Add the garlic to the pan and warm through for a few seconds then, remove the pan from the heat.
Drain and discard the water from the rice and add the rice to a mixing bowl. Add the cooked onion and garlic mixture to the rice along with the herbs, salt, pepper, and 2-3 teaspoons of lemon juice. Toss to combine.
To assemble the cabbage rolls, lay the leaves flat on a work surface and place a heaping tablespoon full of the filling in the center. Fold the sides of the leaf over the filling and the bottom as well then, roll up.
Line the bottom of the pot with the leftover cabbage leaves. Layer the cabbage rolls seam-side down in the pot. Keep them snug together.

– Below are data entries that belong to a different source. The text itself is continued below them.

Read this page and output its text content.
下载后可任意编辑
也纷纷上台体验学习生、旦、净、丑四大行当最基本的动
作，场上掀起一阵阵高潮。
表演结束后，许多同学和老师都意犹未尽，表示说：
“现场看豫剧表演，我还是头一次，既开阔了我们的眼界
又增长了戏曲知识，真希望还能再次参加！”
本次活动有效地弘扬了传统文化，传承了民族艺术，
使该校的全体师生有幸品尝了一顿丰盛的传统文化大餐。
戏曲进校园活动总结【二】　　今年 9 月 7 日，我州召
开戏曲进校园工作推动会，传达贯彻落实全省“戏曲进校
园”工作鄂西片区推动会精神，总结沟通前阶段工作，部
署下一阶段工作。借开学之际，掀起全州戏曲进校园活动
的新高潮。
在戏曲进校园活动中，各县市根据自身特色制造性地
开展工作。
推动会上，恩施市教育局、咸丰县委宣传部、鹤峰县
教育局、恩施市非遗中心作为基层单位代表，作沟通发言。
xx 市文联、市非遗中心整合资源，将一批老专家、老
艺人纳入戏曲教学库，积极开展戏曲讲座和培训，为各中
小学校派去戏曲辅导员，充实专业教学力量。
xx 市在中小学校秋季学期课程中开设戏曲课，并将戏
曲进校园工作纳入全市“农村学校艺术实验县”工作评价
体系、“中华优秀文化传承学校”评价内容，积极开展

Drizzle a quarter cup of olive oil over the rolls and season lightly with salt.
Invert 2 plates on top of the rolls to keep them weighed down so that they don't unroll during cooking.
Pour 4-6 cups of water or vegetable broth on top. They should be immersed in liquid.
Bring the pot to a boil and then reduce the heat to medium-low and cook for 45 minutes to an hour or until the rice is fully cooked and the rolls are fork-tender.
In a small bowl combine the remaining lemon juice with the teaspoon of cornstarch and whisk together until smooth.
Add the lemon mixture to the pot and shake the pot gently to distribute the lemon evenly. Cook over medium heat for 3-4 minutes and serve with some lemon wedges and toasted bread. Enjoy!
Add more liquid to the pot during the cooking time if it starts to dry up. The liquid will turn into a sauce once the cabbage rolls are ready.
Feel free to add any of the optional filling ingredients to the filling. It is best to saute the veggies before adding them to the filling for maximum flavor.
Leftovers may be stored in the refrigerator in an airtight container for up to 5 days.